Allerdings wird Dissanayake bis heute die politische Vergangenheit seiner Partei zur Last gelegt. Die JVP hatte 1971 einen Putsch angezettelt, bei dem Tausende Menschen ums Leben kamen. Ein 1987 von ihr gestarteter Volksaufstand wurde zwei Jahre später von der damaligen Regierung blutig niedergeschlagen. Inzwischen hat die Partei sich vom bewaffneten Kampf verabschiedet.
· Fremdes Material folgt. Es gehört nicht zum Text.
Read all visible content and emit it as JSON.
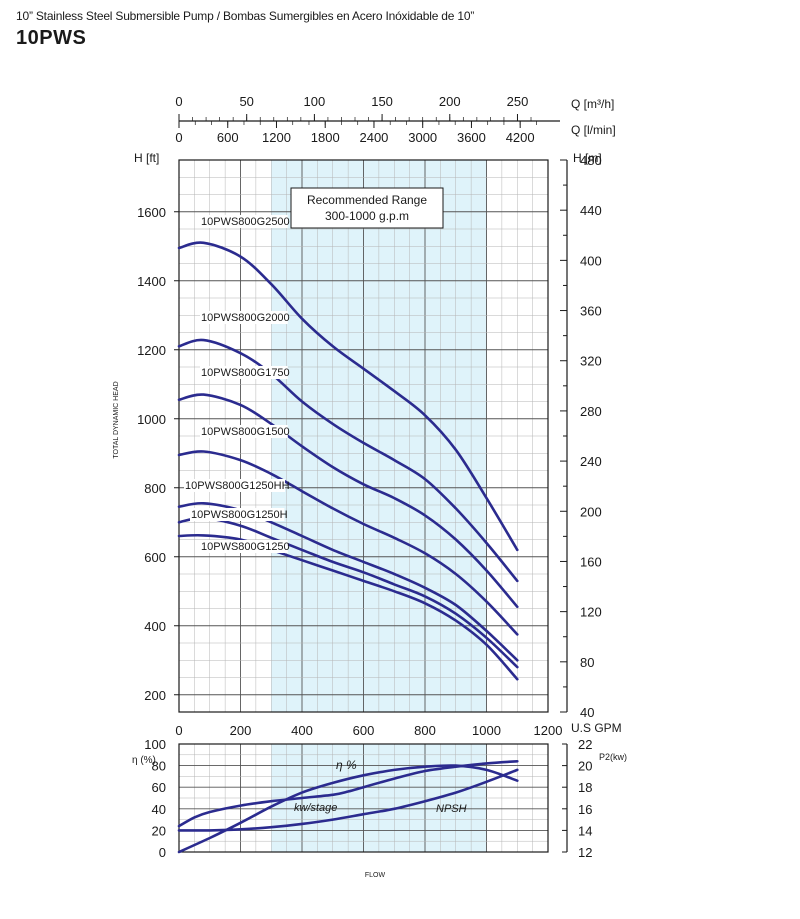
{
  "header": {
    "subtitle": "10” Stainless Steel Submersible Pump / Bombas Sumergibles en Acero Inóxidable de 10”",
    "model": "10PWS"
  },
  "colors": {
    "curve": "#2b2b8f",
    "range": "#dff3fa",
    "grid": "#9a9a9a"
  },
  "labels": {
    "range_title": "Recommended Range",
    "range_sub": "300-1000 g.p.m",
    "left_axis": "H [ft]",
    "right_axis": "H [m]",
    "top_axis_1": "Q [m³/h]",
    "top_axis_2": "Q [l/min]",
    "bottom_axis": "U.S GPM",
    "vertical_axis": "TOTAL DYNAMIC HEAD",
    "eff_axis": "η (%)",
    "power_axis": "P2(kw)",
    "flow": "FLOW",
    "eff_curve": "η %",
    "kw_curve": "kw/stage",
    "npsh_curve": "NPSH"
  },
  "chart_data": [
    {
      "type": "line",
      "title": "",
      "xlabel": "U.S GPM",
      "ylabel": "H [ft]",
      "y2label": "H [m]",
      "xlim": [
        0,
        1200
      ],
      "ylim": [
        150,
        1750
      ],
      "y2lim": [
        40,
        480
      ],
      "grid": true,
      "recommended_range": [
        300,
        1000
      ],
      "x_ticks": [
        0,
        200,
        400,
        600,
        800,
        1000,
        1200
      ],
      "y_ticks": [
        200,
        400,
        600,
        800,
        1000,
        1200,
        1400,
        1600
      ],
      "y2_ticks": [
        40,
        80,
        120,
        160,
        200,
        240,
        280,
        320,
        360,
        400,
        440,
        480
      ],
      "top_ticks_m3h": [
        0,
        50,
        100,
        150,
        200,
        250
      ],
      "top_ticks_lmin": [
        0,
        600,
        1200,
        1800,
        2400,
        3000,
        3600,
        4200
      ],
      "series": [
        {
          "name": "10PWS800G2500",
          "x": [
            0,
            80,
            200,
            300,
            400,
            500,
            600,
            700,
            800,
            900,
            1000,
            1100
          ],
          "y": [
            1495,
            1510,
            1470,
            1390,
            1290,
            1210,
            1145,
            1080,
            1010,
            910,
            770,
            620
          ]
        },
        {
          "name": "10PWS800G2000",
          "x": [
            0,
            80,
            200,
            300,
            400,
            500,
            600,
            700,
            800,
            900,
            1000,
            1100
          ],
          "y": [
            1210,
            1228,
            1190,
            1130,
            1050,
            985,
            930,
            880,
            825,
            740,
            640,
            530
          ]
        },
        {
          "name": "10PWS800G1750",
          "x": [
            0,
            80,
            200,
            300,
            400,
            500,
            600,
            700,
            800,
            900,
            1000,
            1100
          ],
          "y": [
            1055,
            1070,
            1040,
            985,
            920,
            860,
            810,
            770,
            720,
            650,
            560,
            455
          ]
        },
        {
          "name": "10PWS800G1500",
          "x": [
            0,
            80,
            200,
            300,
            400,
            500,
            600,
            700,
            800,
            900,
            1000,
            1100
          ],
          "y": [
            895,
            905,
            880,
            840,
            790,
            740,
            695,
            655,
            610,
            550,
            470,
            375
          ]
        },
        {
          "name": "10PWS800G1250HH",
          "x": [
            0,
            80,
            200,
            300,
            400,
            500,
            600,
            700,
            800,
            900,
            1000,
            1100
          ],
          "y": [
            745,
            755,
            735,
            700,
            660,
            620,
            585,
            550,
            510,
            460,
            385,
            300
          ]
        },
        {
          "name": "10PWS800G1250H",
          "x": [
            0,
            80,
            200,
            300,
            400,
            500,
            600,
            700,
            800,
            900,
            1000,
            1100
          ],
          "y": [
            700,
            712,
            690,
            655,
            620,
            585,
            555,
            520,
            485,
            435,
            365,
            280
          ]
        },
        {
          "name": "10PWS800G1250",
          "x": [
            0,
            80,
            200,
            300,
            400,
            500,
            600,
            700,
            800,
            900,
            1000,
            1100
          ],
          "y": [
            660,
            662,
            650,
            620,
            590,
            560,
            530,
            500,
            465,
            415,
            345,
            245
          ]
        }
      ]
    },
    {
      "type": "line",
      "title": "",
      "xlabel": "FLOW",
      "ylabel": "η (%)",
      "y2label": "P2(kw)",
      "xlim": [
        0,
        1200
      ],
      "ylim": [
        0,
        100
      ],
      "y2lim": [
        12,
        22
      ],
      "grid": true,
      "y_ticks": [
        0,
        20,
        40,
        60,
        80,
        100
      ],
      "y2_ticks": [
        12,
        14,
        16,
        18,
        20,
        22
      ],
      "series": [
        {
          "name": "η %",
          "x": [
            0,
            100,
            200,
            300,
            400,
            500,
            600,
            700,
            800,
            900,
            1000,
            1100
          ],
          "y": [
            0,
            13,
            27,
            42,
            55,
            64,
            71,
            76,
            79,
            80,
            76,
            66
          ]
        },
        {
          "name": "kw/stage",
          "x": [
            0,
            50,
            100,
            200,
            300,
            400,
            500,
            550,
            600,
            700,
            800,
            900,
            1000,
            1100
          ],
          "y": [
            24,
            32,
            37,
            43,
            47,
            50,
            53,
            56,
            60,
            68,
            75,
            79,
            82,
            84
          ]
        },
        {
          "name": "NPSH",
          "x": [
            0,
            100,
            200,
            300,
            400,
            500,
            600,
            700,
            800,
            900,
            1000,
            1100
          ],
          "y": [
            20,
            20,
            21,
            23,
            26,
            30,
            35,
            40,
            47,
            55,
            65,
            76
          ]
        }
      ]
    }
  ]
}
In der NPP, einer Koalition aus 28 progressiven Parteien, Gewerkschaften und sozialen Bewegungen, ist AKD zur Symbolfigur gegen Korruption und Vetternwirtschaft geworden.

Das Programm der Linkskoalition ist allerdings nach wie vor vage. Es macht den Eindruck, als wolle sich die NPP nicht durch allzu konkrete sozialistische Forderungen die guten Aussichten auf einen Wahlsieg kaputtmachen. Während kritische Stimmen der NPP Populismus vorwerfen, weisen andere darauf hin, dass die Koalition unter Dissanayake auch außenpolitisch seit geraumer Zeit pragmatisch agiert.

Im Februar traf sich AKD zum ersten Mal mit Indiens hindu-nationalistischem Außenminister, Subrahmanyam Jaishankar. Dieses Treffen markiert einen deutlichen Bruch mit der antiindischen Vergangenheit der JVP, die sich in ihrer revolutionären Phase an China orientiert hatte. Heute betont Dissanayake eine Strategie der Blockfreiheit für Sri Lanka, mit der man sich beide asiatische Großmächte warmhalten will. Dem Besuch in Neu-Delhi ging eine Visite in Peking voraus. Beide Besuche zeigen, dass die NPP international inzwischen als politische Kraft gilt, mit der in Sri Lanka zu rechnen ist.

»Die Linke hat aufgehört, auf der Basis von Theorien zu argumentieren«, sagt Balasingham Skanthakumar, weil sie in der Vergangenheit damit nie in der Lage gewesen sei, mehr als eine Handvoll Sitze zu gewinnen. Allerdings wird sich erst nach der Veröffentlichung der Wahlprogramme zeigen, wie links die NPP regieren will – und ob die Wählerinnen und Wähler ihr dann zutrauen, einen echten Wandel einzuleiten.

Unsere Autorin leitet das Südasien-Büro der Rosa-Luxemburg-Stiftung in Neu-Delhi.